What this explains is that the provision made for the orthodox was within, and a means of supporting, ongoing disagreement. While that may be an appropriate way of dealing with a secondary issue, it cannot be used for a matter of primary importance.


Just three months earlier, however, in February 2017, after Synod refused to “take note” of the House of Bishops, “Report on Marriage and Same Sex Relationships after the Shared Conversations”, he said,


“To deal with that disagreement and to find ways forward, we need a radical new Christian inclusion in the Church. This must be founded in scripture, in reason, in tradition, in theology and the Christian faith as the Church of England has received it; it must be based on good, healthy, flourishing relationships, and in a proper 21st century understanding of being human and of being sexual.


“We need to work together – not just the bishops but the whole Church, not excluding anyone – to move forward with confidence.


“The way forward needs to be about love, joy and celebration of our common humanity; of our creation in the image of God, of our belonging to Christ – all of us, without exception, without exclusion.”


Again, the way forward could only be found by the equal inclusion of all voices, however (ir)relevant, from a myriad of perspectives, however valid or otherwise.


Following this lead, the Scottish Episcopal Church used the same type of 'guiding principles' when they introduced a plurality of views about marriage into their Canons.


This week the Lambeth Conference has even seen the godhead described in a similar way, in the Call for Reconciliation, the 'Affirmation' states:

“We believe in God who is both three and one, who holds difference and unity in the heart of God’s being, as Father, Son and Holy Spirit....Our differences embodied in the Anglican Communion both challenge and deepen our experience of God in the other. As we join in God’s mission of reconciliation through Jesus and in the power of the Spirit, our differences are celebrated and redeemed, as we are made whole in the body of Christ. In that diverse whole, we more fully reflect the image of God.” [2]
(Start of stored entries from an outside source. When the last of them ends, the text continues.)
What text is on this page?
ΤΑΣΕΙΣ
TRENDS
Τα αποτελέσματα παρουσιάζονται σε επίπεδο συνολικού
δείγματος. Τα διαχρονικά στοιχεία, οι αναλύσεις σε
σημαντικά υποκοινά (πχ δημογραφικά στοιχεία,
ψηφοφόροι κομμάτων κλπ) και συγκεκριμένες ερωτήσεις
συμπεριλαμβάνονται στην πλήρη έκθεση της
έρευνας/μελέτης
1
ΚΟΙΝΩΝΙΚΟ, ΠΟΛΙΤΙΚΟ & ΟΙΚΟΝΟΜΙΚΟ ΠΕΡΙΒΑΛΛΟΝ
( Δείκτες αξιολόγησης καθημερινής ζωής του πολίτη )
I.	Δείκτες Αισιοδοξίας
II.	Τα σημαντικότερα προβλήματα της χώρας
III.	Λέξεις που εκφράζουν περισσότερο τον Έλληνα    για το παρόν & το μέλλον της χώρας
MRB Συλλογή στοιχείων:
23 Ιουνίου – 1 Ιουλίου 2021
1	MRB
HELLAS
It is therefore, unsurprising that in both his letter and his speech to the gathered bishops at the Lambeth Conference, the Archbishop of Canterbury appears to welcome, without limit of time, the plurality of views held in the Anglican Communion.


There is a prize and there is a cost. The prize may be visible unity. But once the Trinity becomes all about holding difference together and human sexuality is adiaphora, the cost is surely too high.


 

[1] The Five Guiding Principles

1. Now that legislation has been passed to enable women to become bishops the Church of England is fully and unequivocally committed to all orders of ministry being open equally to all, without reference to gender, and holds that those whom it has duly ordained and appointed to office are the true and lawful holders of the office which they occupy and thus deserve due respect and canonical obedience; 2. Anyone who ministers within the Church of England must be prepared to acknowledge that the Church of England has reached a clear decision on the matter; 3. Since it continues to share the historic episcopate with other Churches, including the Roman Catholic Church, the Orthodox Church and those provinces of the Anglican Communion which continue to ordain only men as priests or bishops, the Church of England acknowledges that its own clear decision on ministry and gender is set within a broader process of discernment within the Anglican Communion and the whole Church of God; 4. Since those within the Church of England who, on grounds of theological conviction, are unable to receive the ministry of women bishops or priests continue to be within the spectrum of teaching and tradition of the Anglican Communion, the Church of England remains committed to enabling them to flourish within its life and structures; and 5. Pastoral and sacramental provision for the minority within the Church of England will be made without specifying a limit of time and in a way that maintains the highest possible degree of communion and contributes to mutual flourishing across the whole Church of England.